I should not have been at my desk, at least not all day long. I should have driven into the city and presided over a final exam. My students, however, will get an “I” for “incomplete” and we will have to find a time to schedule the exam when they return to campus in January.
By Monday afternoon our driveway had been excavated. On Tuesday I braved a solo trip to the Mall. Baking cookies absorbed most of my attention on Wednesday: oatmeal-applesauce-raisin cookies, Tollhouse classics, and Nannie’s molasses-ginger cookies (my personal favorites). I polished silver and laid the table with crimson cloth, gleaming cutlery, new candles. By Christmas Eve there was not a great deal to do, baking a pie, sweeping up, bathing and dressing for dinner.

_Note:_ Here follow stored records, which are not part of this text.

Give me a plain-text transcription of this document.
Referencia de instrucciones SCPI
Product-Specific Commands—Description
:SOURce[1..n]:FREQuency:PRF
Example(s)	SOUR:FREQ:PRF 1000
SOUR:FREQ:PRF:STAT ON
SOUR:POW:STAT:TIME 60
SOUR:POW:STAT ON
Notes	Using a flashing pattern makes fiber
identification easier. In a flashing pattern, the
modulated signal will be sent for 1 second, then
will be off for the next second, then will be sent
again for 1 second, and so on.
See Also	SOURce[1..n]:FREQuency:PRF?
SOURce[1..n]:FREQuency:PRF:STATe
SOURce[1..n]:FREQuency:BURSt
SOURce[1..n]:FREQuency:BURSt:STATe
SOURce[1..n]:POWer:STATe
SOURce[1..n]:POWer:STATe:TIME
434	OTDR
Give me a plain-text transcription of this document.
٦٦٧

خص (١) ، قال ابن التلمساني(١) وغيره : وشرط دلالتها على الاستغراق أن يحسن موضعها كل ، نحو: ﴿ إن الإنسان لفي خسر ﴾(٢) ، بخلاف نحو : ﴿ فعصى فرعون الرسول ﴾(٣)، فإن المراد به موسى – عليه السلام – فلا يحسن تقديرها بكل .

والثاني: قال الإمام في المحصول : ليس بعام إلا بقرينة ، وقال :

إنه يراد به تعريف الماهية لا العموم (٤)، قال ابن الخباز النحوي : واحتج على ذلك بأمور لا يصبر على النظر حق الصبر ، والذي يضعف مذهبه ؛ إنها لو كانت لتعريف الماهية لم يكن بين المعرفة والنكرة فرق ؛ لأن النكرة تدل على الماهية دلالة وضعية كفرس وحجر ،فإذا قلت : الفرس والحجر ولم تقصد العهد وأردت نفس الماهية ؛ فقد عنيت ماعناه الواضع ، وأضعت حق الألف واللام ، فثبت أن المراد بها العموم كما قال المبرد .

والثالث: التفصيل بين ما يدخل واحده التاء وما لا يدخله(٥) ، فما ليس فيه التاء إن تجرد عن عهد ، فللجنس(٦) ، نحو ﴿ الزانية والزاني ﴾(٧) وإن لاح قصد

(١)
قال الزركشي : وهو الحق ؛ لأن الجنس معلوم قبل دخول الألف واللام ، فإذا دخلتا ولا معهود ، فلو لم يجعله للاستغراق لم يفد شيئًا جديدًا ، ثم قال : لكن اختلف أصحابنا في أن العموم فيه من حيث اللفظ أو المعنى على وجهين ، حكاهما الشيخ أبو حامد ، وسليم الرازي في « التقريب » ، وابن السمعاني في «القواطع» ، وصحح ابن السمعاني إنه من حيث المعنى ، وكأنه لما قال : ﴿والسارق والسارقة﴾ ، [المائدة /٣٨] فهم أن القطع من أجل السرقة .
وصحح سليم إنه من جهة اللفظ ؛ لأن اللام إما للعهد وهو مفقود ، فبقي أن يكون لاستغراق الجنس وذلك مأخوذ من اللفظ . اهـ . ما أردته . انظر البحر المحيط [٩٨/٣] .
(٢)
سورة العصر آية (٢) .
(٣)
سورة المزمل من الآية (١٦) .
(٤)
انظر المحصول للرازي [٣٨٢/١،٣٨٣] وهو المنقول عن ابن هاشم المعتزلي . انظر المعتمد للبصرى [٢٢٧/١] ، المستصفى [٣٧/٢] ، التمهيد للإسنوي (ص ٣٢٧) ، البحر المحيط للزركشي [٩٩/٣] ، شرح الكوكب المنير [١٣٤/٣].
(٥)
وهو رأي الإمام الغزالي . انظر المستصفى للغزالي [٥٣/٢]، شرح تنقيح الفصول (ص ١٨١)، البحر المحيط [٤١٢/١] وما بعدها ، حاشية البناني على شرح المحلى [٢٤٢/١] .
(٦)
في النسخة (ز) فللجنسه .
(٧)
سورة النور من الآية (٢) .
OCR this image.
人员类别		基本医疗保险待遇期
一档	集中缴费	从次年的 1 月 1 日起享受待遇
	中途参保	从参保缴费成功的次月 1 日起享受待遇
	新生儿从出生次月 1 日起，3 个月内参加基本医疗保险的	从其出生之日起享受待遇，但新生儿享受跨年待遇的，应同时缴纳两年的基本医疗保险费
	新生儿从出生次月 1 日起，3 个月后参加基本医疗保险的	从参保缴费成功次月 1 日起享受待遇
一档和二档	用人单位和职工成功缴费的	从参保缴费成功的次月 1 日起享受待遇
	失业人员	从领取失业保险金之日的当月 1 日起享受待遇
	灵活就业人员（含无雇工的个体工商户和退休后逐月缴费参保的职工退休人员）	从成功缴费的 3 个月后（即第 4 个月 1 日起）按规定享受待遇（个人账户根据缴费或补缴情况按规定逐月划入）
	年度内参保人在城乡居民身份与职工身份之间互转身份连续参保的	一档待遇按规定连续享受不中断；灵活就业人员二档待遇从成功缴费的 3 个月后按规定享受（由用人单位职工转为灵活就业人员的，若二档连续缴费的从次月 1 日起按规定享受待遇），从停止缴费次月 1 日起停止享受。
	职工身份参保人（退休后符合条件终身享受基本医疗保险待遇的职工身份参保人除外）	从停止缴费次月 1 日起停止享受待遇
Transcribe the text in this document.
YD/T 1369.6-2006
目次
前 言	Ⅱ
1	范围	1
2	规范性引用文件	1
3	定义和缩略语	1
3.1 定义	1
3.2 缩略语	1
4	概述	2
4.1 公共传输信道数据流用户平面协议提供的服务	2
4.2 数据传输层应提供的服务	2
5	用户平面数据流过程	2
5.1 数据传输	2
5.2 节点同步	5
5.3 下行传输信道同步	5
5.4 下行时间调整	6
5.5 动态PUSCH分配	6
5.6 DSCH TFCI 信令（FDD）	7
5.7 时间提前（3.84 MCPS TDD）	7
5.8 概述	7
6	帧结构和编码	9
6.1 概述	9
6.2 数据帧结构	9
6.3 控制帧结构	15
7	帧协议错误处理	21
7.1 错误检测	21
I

I cherish Christmas Eve. The white pinpricks of light on the tree reflect from ornaments gathered over a lifetime. Buttery oyster stew steams in soup plates and bubbly effervesces in crystal. The centerpiece on the table is a sleigh and in the sleigh are small Santa gifts, one for every person present, just as on my mother’s table, and on her mother’s table, too. Every Christmas Eve my parents read The Night Before Christmas to all assembled and inscribed names and dates on the flyleaf of the book. I did that as well until my Tattooed Boy would no longer sit and listen. I miss it.
Today is the day after Boxing Day. Temperatures steadily rose on Christmas and by nightfall the air was moist. Rain was steady the next morning and by afternoon the drifts of white had melted into green grass.
Christmas is past for another year. There are fewer Christmas cards this year than in the past but more e-greetings. Yuletide is but a brief moment; it no longer starts when I open the first door of the Advent calendar and it concludes long before the Epiphany of the Magi. The arc of anticipation is flatter, a ramp both short and steep, and there are no more of those miles to go before I sleep.